O curso, o primeiro a ser realizado pelo CNJ, está acontecendo no auditório do Tribunal de Justiça do Distrito Federal e Territórios (TJDFT), em Brasília, e é ministrado para servidores dos tribunais. “Com mediação, chegamos a 78% de acordos nas varas de família e um índice de 2%, apenas, de execução (acordos não cumpridos)”, afirmou a magistrada, que é membro do Núcleo Permanente de Métodos Consensuais de Conflito do Tribunal de Justiça de São Paulo (TJSP) e participante do Comitê Gestor do Movimento pela Conciliação do Conselho Nacional de Justiça (CNJ). 

Alinhamento - A prática também é utilizada para evitar a judicialização dos conflitos.   De acordo ainda com Valéria Lagrasta Luchiari, em São Paulo, 34% dos conflitos cíveis conseguem ser resolvidos ainda na fase pré-processual e deixam de se tornar processos Administrado pelo juiz Andre Gomma, do Comitê Gestor do Movimento pela Conciliação, do CNJ, e pelo servidor Marcelo Girade Correa, coordenador do Núcleo Permanente de Mediação e Conciliação do TJDFT, o curso pretende alinhar os padrões de procedimento dos tribunais à Resolução 125, do CNJ.

A resolução estabeleceu as diretrizes para implantação dessa prática consensual de resolução de conflito – a resolução, na verdade, instituiu no âmbito do Judiciário brasileiro a chamada Política Nacional de Conciliação. Segundo Gomma, sete tribunais brasileiros já sinalizaram interesse no curso básico de formação de mediadores.

“A mediação bem feita encerra a demanda judicial; gera resultados bons e de longo prazo. Por isso, a expectativa que tenho em relação ao curso é de que  qualifique instrutores e mediadores para que tenhamos cada vez menos execuções após os acordos”, enfatizou a servidora do TJDFT Cristiane Moroishi,  que trabalha com a prática consensual de conflito há oito anos.  

Fortalecimento - À frente do Núcleo de Capacitação e Treinamento das Centrais de Conciliação, Mediação e Arbitragem do TJPE, a servidora do Tribunal de Justiça de Pernambuco (TJPE) Vânia Loureiro vai mais longe. Para ela, a padronização e a qualidade dos procedimentos dos mediadores e conciliadores são fundamentais para manter viva essa prática jurídica que visa à pacificação. “A mediação no Brasil só será fortalecida se praticarmos a mesma linha, falarmos a mesma linguagem. Se cada tribunal agir isoladamente esse grande e importante trabalho será perdido”, alertou.

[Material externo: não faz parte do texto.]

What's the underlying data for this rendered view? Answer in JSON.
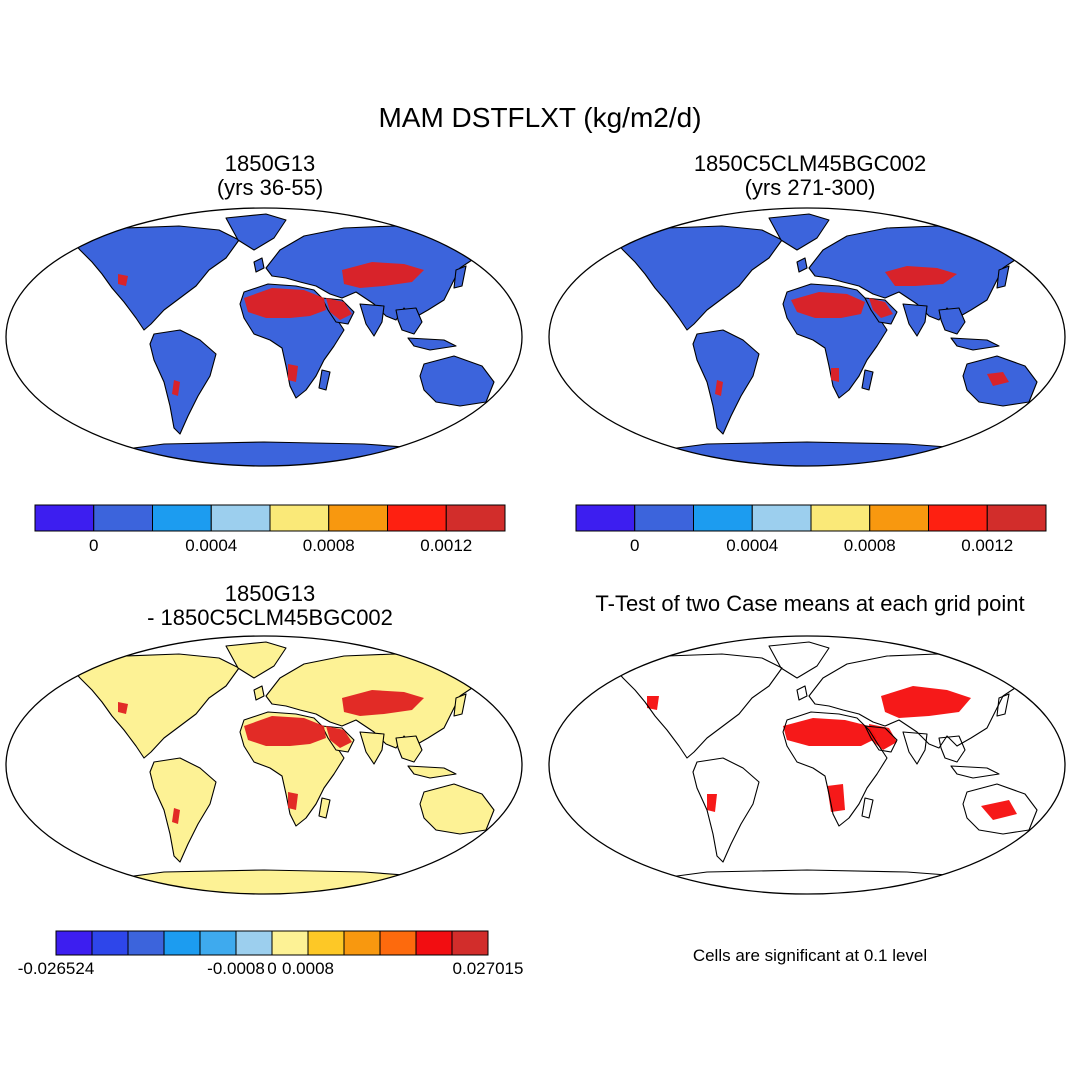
{
  "title": "MAM DSTFLXT (kg/m2/d)",
  "panels": {
    "top_left": {
      "title_line1": "1850G13",
      "title_line2": "(yrs 36-55)"
    },
    "top_right": {
      "title_line1": "1850C5CLM45BGC002",
      "title_line2": "(yrs 271-300)"
    },
    "bottom_left": {
      "title_line1": "1850G13",
      "title_line2": "- 1850C5CLM45BGC002"
    },
    "bottom_right": {
      "title": "T-Test of two Case means at each grid point",
      "note": "Cells are significant at 0.1 level"
    }
  },
  "colorbars": {
    "case": {
      "colors": [
        "#3d1ef0",
        "#3c64dc",
        "#1c9cf0",
        "#9ccfee",
        "#fae978",
        "#f8980f",
        "#fe2011",
        "#d22d2b"
      ],
      "tick_labels": [
        "0",
        "0.0004",
        "0.0008",
        "0.0012"
      ],
      "tick_after_box": [
        1,
        3,
        5,
        7
      ]
    },
    "diff": {
      "colors": [
        "#3d1ef0",
        "#2e46ea",
        "#3c64dc",
        "#1c9cf0",
        "#3eaaee",
        "#9ccfee",
        "#fdf295",
        "#fdc826",
        "#f8980f",
        "#fd6a0d",
        "#f20d11",
        "#d22d2b"
      ],
      "tick_labels": [
        "-0.026524",
        "-0.0008",
        "0",
        "0.0008",
        "0.027015"
      ],
      "tick_after_box": [
        0,
        5,
        6,
        7,
        12
      ]
    }
  },
  "map_colors": {
    "case_background": "#3c64dc",
    "case_high": "#e02020",
    "diff_background": "#fdf295",
    "ttest_significant": "#f50d0d",
    "ocean": "#ffffff"
  }
}
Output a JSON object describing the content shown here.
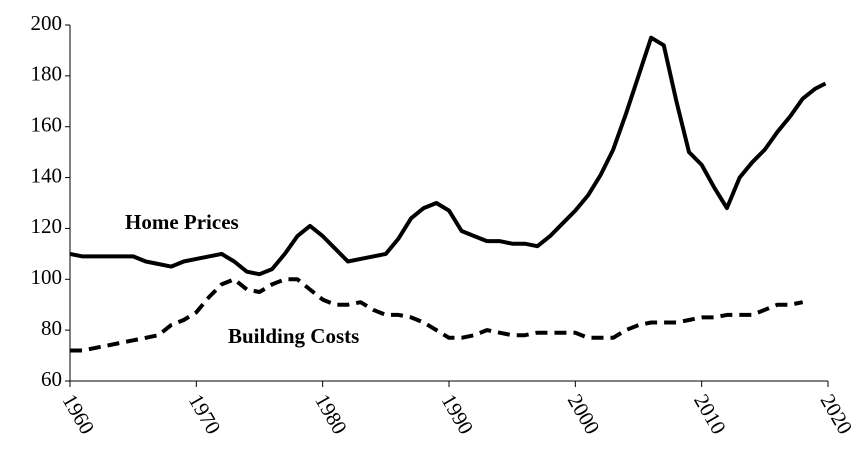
{
  "chart_data": {
    "type": "line",
    "annotations": [
      "Home Prices",
      "Building Costs"
    ],
    "series": [
      {
        "name": "Home Prices",
        "color": "#000000",
        "style": "solid",
        "x": [
          1960,
          1961,
          1962,
          1963,
          1964,
          1965,
          1966,
          1967,
          1968,
          1969,
          1970,
          1971,
          1972,
          1973,
          1974,
          1975,
          1976,
          1977,
          1978,
          1979,
          1980,
          1981,
          1982,
          1983,
          1984,
          1985,
          1986,
          1987,
          1988,
          1989,
          1990,
          1991,
          1992,
          1993,
          1994,
          1995,
          1996,
          1997,
          1998,
          1999,
          2000,
          2001,
          2002,
          2003,
          2004,
          2005,
          2006,
          2007,
          2008,
          2009,
          2010,
          2011,
          2012,
          2013,
          2014,
          2015,
          2016,
          2017,
          2018,
          2019,
          2019.8
        ],
        "values": [
          110,
          109,
          109,
          109,
          109,
          109,
          107,
          106,
          105,
          107,
          108,
          109,
          110,
          107,
          103,
          102,
          104,
          110,
          117,
          121,
          117,
          112,
          107,
          108,
          109,
          110,
          116,
          124,
          128,
          130,
          127,
          119,
          117,
          115,
          115,
          114,
          114,
          113,
          117,
          122,
          127,
          133,
          141,
          151,
          165,
          180,
          195,
          192,
          170,
          150,
          145,
          136,
          128,
          140,
          146,
          151,
          158,
          164,
          171,
          175,
          177
        ]
      },
      {
        "name": "Building Costs",
        "color": "#000000",
        "style": "dashed",
        "x": [
          1960,
          1961,
          1962,
          1963,
          1964,
          1965,
          1966,
          1967,
          1968,
          1969,
          1970,
          1971,
          1972,
          1973,
          1974,
          1975,
          1976,
          1977,
          1978,
          1979,
          1980,
          1981,
          1982,
          1983,
          1984,
          1985,
          1986,
          1987,
          1988,
          1989,
          1990,
          1991,
          1992,
          1993,
          1994,
          1995,
          1996,
          1997,
          1998,
          1999,
          2000,
          2001,
          2002,
          2003,
          2004,
          2005,
          2006,
          2007,
          2008,
          2009,
          2010,
          2011,
          2012,
          2013,
          2014,
          2015,
          2016,
          2017,
          2018
        ],
        "values": [
          72,
          72,
          73,
          74,
          75,
          76,
          77,
          78,
          82,
          84,
          87,
          93,
          98,
          100,
          96,
          95,
          98,
          100,
          100,
          96,
          92,
          90,
          90,
          91,
          88,
          86,
          86,
          85,
          83,
          80,
          77,
          77,
          78,
          80,
          79,
          78,
          78,
          79,
          79,
          79,
          79,
          77,
          77,
          77,
          80,
          82,
          83,
          83,
          83,
          84,
          85,
          85,
          86,
          86,
          86,
          88,
          90,
          90,
          91
        ]
      }
    ],
    "xlim": [
      1960,
      2020
    ],
    "xticks": [
      1960,
      1970,
      1980,
      1990,
      2000,
      2010,
      2020
    ],
    "ylim": [
      60,
      200
    ],
    "yticks": [
      60,
      80,
      100,
      120,
      140,
      160,
      180,
      200
    ],
    "grid": false
  }
}
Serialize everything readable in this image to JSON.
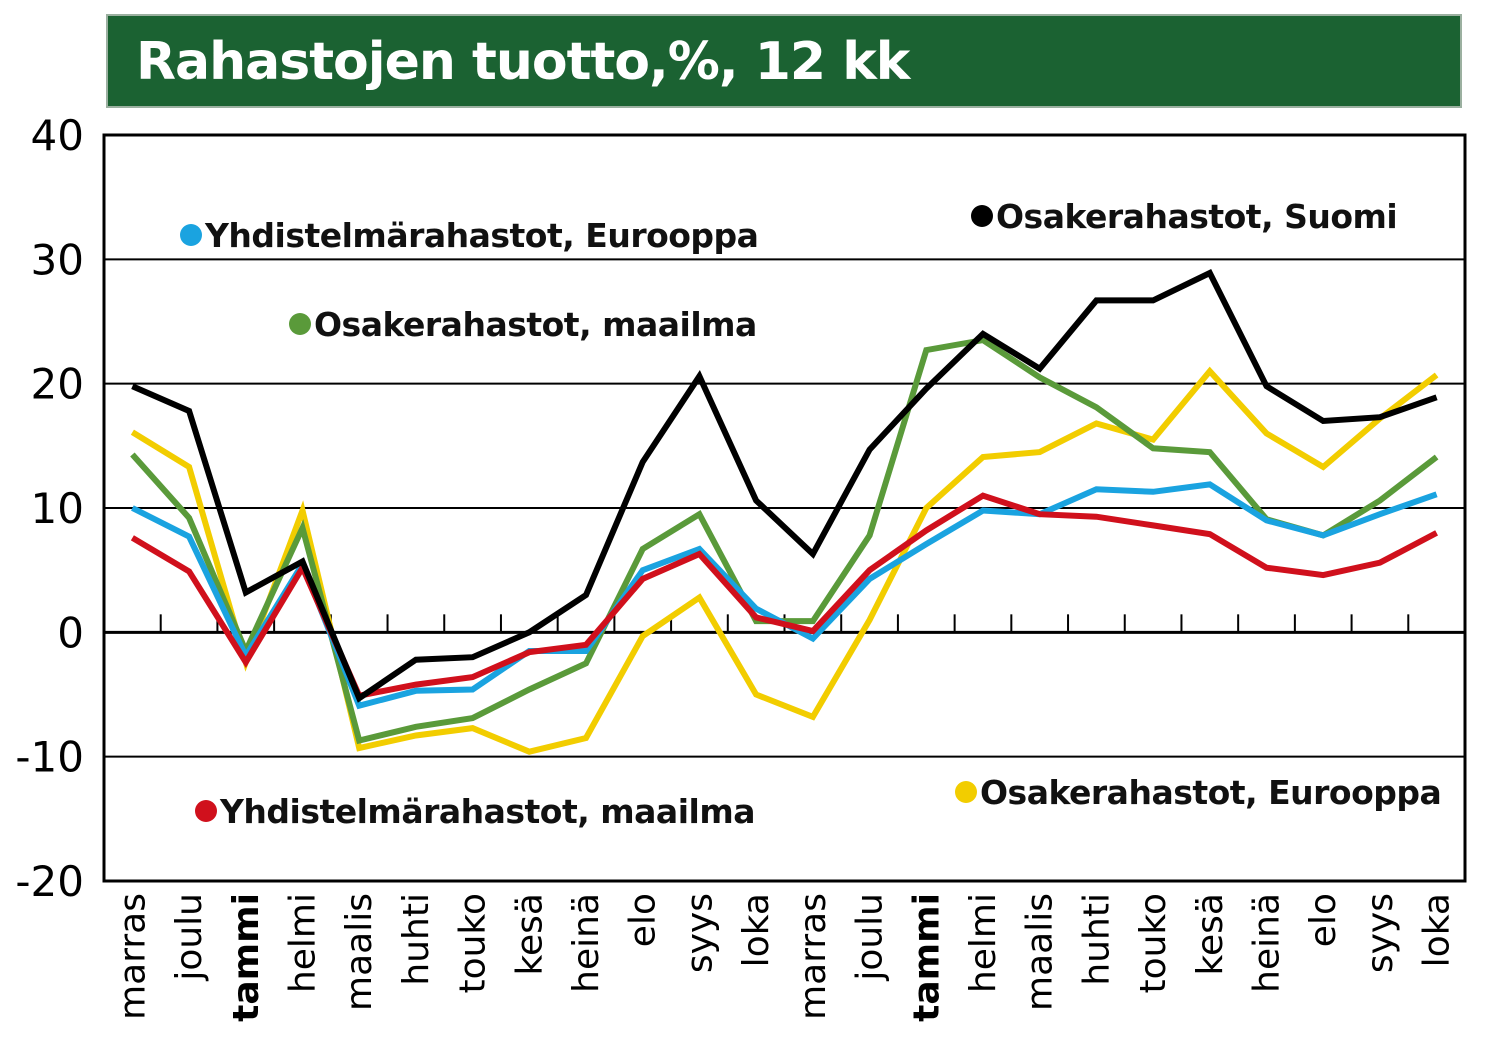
{
  "chart_data": {
    "type": "line",
    "title": "Rahastojen tuotto,%, 12 kk",
    "xlabel": "",
    "ylabel": "",
    "ylim": [
      -20,
      40
    ],
    "yticks": [
      "-20",
      "-10",
      "0",
      "10",
      "20",
      "30",
      "40"
    ],
    "categories": [
      "marras",
      "joulu",
      "tammi",
      "helmi",
      "maalis",
      "huhti",
      "touko",
      "kesä",
      "heinä",
      "elo",
      "syys",
      "loka",
      "marras",
      "joulu",
      "tammi",
      "helmi",
      "maalis",
      "huhti",
      "touko",
      "kesä",
      "heinä",
      "elo",
      "syys",
      "loka"
    ],
    "bold_categories": [
      2,
      14
    ],
    "grid": true,
    "series": [
      {
        "name": "Osakerahastot, Suomi",
        "color": "#000000",
        "values": [
          19.8,
          17.8,
          3.2,
          5.7,
          -5.3,
          -2.2,
          -2.0,
          0.0,
          3.0,
          13.7,
          20.6,
          10.6,
          6.3,
          14.7,
          19.6,
          24.0,
          21.2,
          26.7,
          26.7,
          28.9,
          19.8,
          17.0,
          17.3,
          18.9
        ]
      },
      {
        "name": "Osakerahastot, Eurooppa",
        "color": "#f2cd00",
        "values": [
          16.1,
          13.3,
          -2.4,
          9.8,
          -9.3,
          -8.3,
          -7.7,
          -9.6,
          -8.5,
          -0.3,
          2.8,
          -5.0,
          -6.8,
          1.0,
          10.0,
          14.1,
          14.5,
          16.8,
          15.5,
          21.0,
          16.0,
          13.3,
          17.2,
          20.7
        ]
      },
      {
        "name": "Osakerahastot, maailma",
        "color": "#5a9a3a",
        "values": [
          14.3,
          9.2,
          -1.5,
          8.4,
          -8.7,
          -7.6,
          -6.9,
          -4.6,
          -2.5,
          6.7,
          9.5,
          0.9,
          0.9,
          7.8,
          22.7,
          23.5,
          20.5,
          18.1,
          14.8,
          14.5,
          9.1,
          7.8,
          10.6,
          14.1
        ]
      },
      {
        "name": "Yhdistelmärahastot, Eurooppa",
        "color": "#1aa3e0",
        "values": [
          10.0,
          7.7,
          -1.9,
          5.5,
          -5.9,
          -4.7,
          -4.6,
          -1.5,
          -1.5,
          5.0,
          6.7,
          1.9,
          -0.5,
          4.3,
          7.1,
          9.8,
          9.5,
          11.5,
          11.3,
          11.9,
          9.0,
          7.8,
          9.5,
          11.1
        ]
      },
      {
        "name": "Yhdistelmärahastot, maailma",
        "color": "#d0101c",
        "values": [
          7.6,
          4.9,
          -2.4,
          5.2,
          -5.1,
          -4.2,
          -3.6,
          -1.6,
          -1.0,
          4.3,
          6.3,
          1.2,
          0.1,
          5.0,
          8.2,
          11.0,
          9.5,
          9.3,
          8.6,
          7.9,
          5.2,
          4.6,
          5.6,
          8.0
        ]
      }
    ]
  }
}
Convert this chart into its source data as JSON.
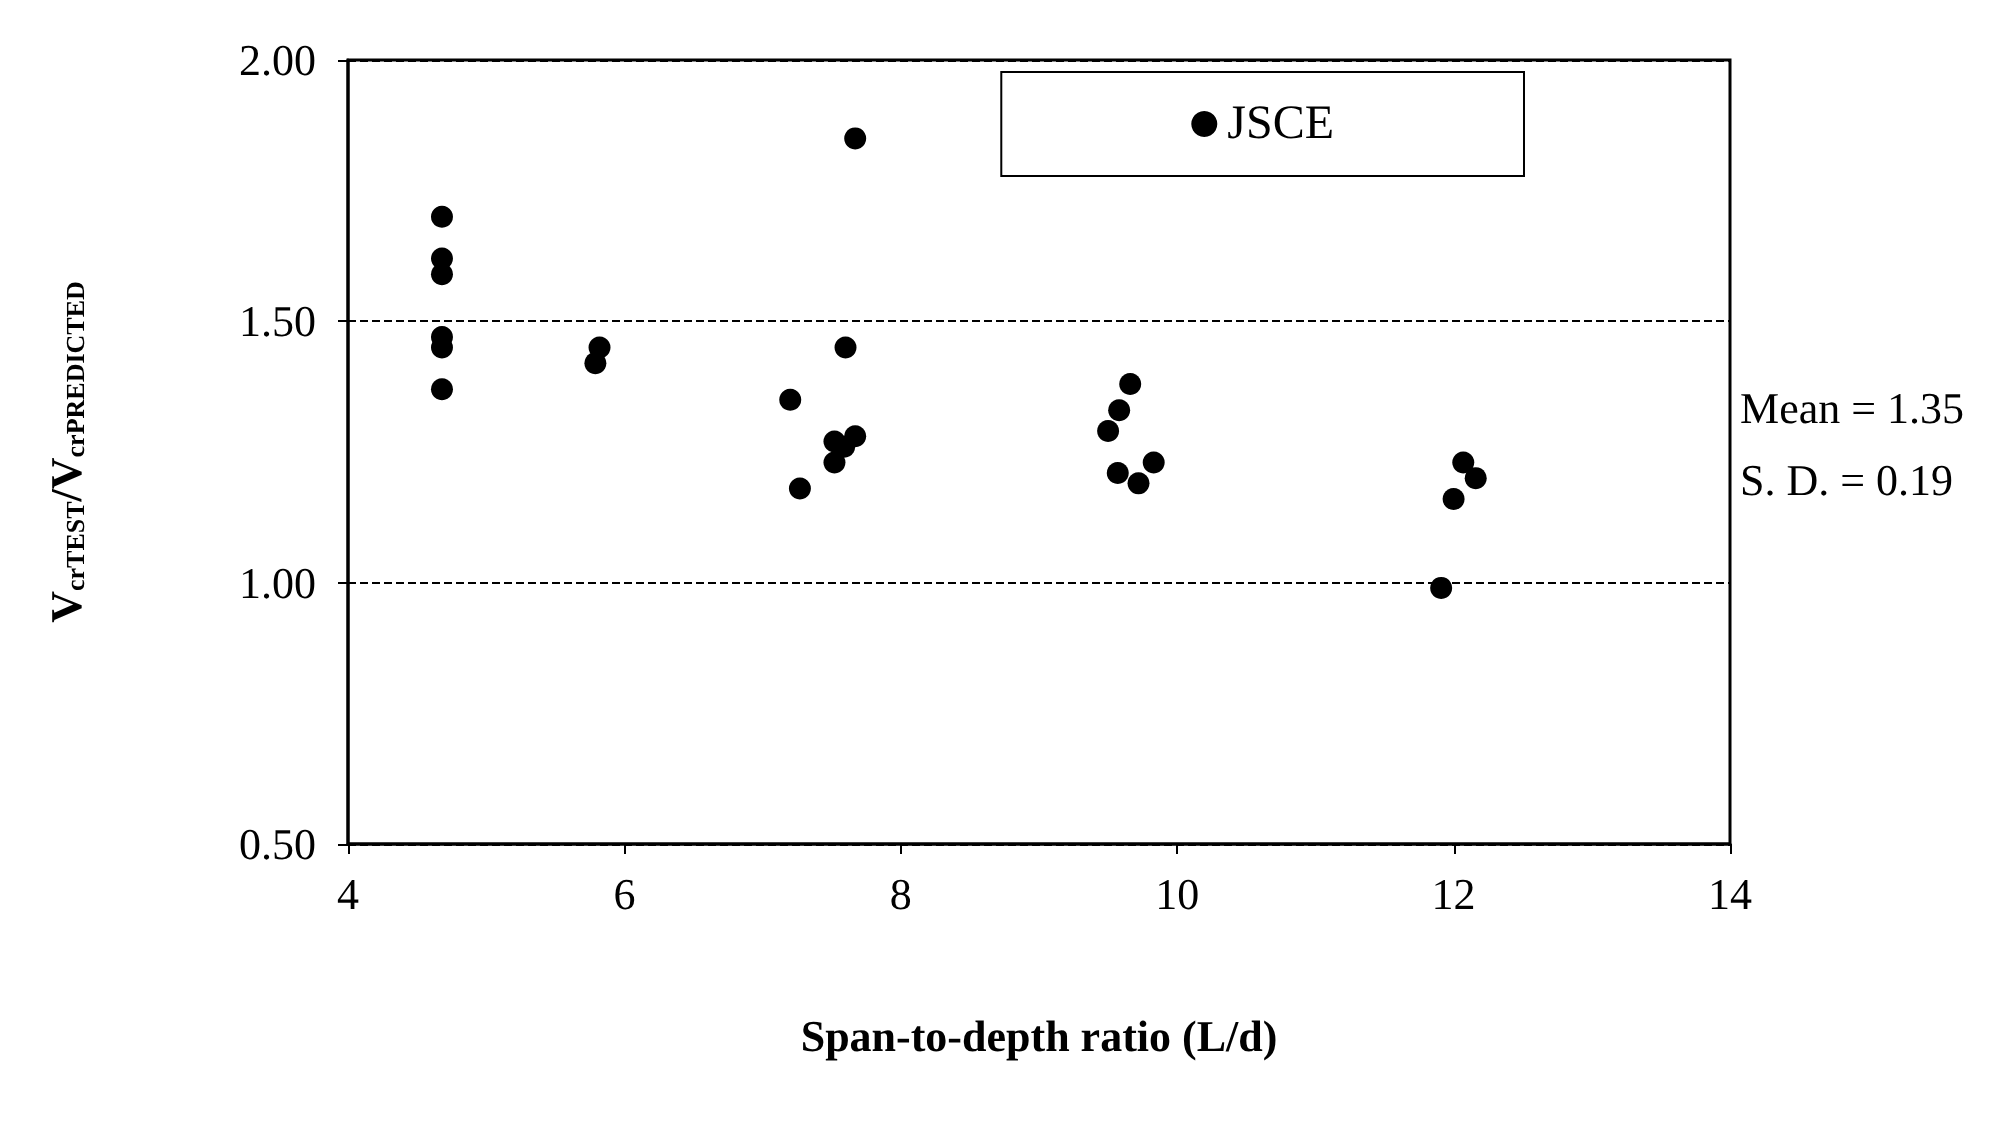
{
  "chart_data": {
    "type": "scatter",
    "xlabel": "Span-to-depth ratio (L/d)",
    "ylabel": "V$_{crTEST}$/V$_{crPREDICTED}$",
    "series": [
      {
        "name": "JSCE",
        "color": "#000000",
        "x": [
          4.68,
          4.68,
          4.68,
          4.68,
          4.68,
          4.68,
          5.82,
          5.79,
          7.67,
          7.6,
          7.2,
          7.27,
          7.52,
          7.52,
          7.59,
          7.67,
          9.66,
          9.58,
          9.5,
          9.57,
          9.72,
          9.83,
          12.07,
          12.16,
          12.0,
          11.91
        ],
        "values": [
          1.7,
          1.62,
          1.59,
          1.47,
          1.45,
          1.37,
          1.45,
          1.42,
          1.85,
          1.45,
          1.35,
          1.18,
          1.27,
          1.23,
          1.26,
          1.28,
          1.38,
          1.33,
          1.29,
          1.21,
          1.19,
          1.23,
          1.23,
          1.2,
          1.16,
          0.99
        ]
      }
    ],
    "xlim": [
      4,
      14
    ],
    "xticks": [
      4,
      6,
      8,
      10,
      12,
      14
    ],
    "ylim": [
      0.5,
      2
    ],
    "yticks": [
      {
        "value": 0.5,
        "label": "0.50"
      },
      {
        "value": 1,
        "label": "1.00"
      },
      {
        "value": 1.5,
        "label": "1.50"
      },
      {
        "value": 2,
        "label": "2.00"
      }
    ],
    "grid": "y",
    "legend": "top right",
    "marker": "circle",
    "annotations": [
      "Mean = 1.35\nS. D. = 0.19"
    ]
  }
}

Durante a palestra de introdução ao curso, Marcelo Girade lembrou que a mediação não é mais uma opção; consiste numa política pública nacional.  E que a formação de instrutores faz parte dessa cadeia de procedimentos necessários para torná-la uma atividade institucional. “Já não estamos mais na fase de questionarmos a importância desse processo. Precisamos é padronizar essa formação pois o mediador é o elo mais forte dessa cadeia”, completou.  O curso básico de mediação e conciliação terá ao todo 40 horas e vai até sexta-feira (23). Essa primeira turma conta com 20 alunos, todos servidores do judiciário brasileiro.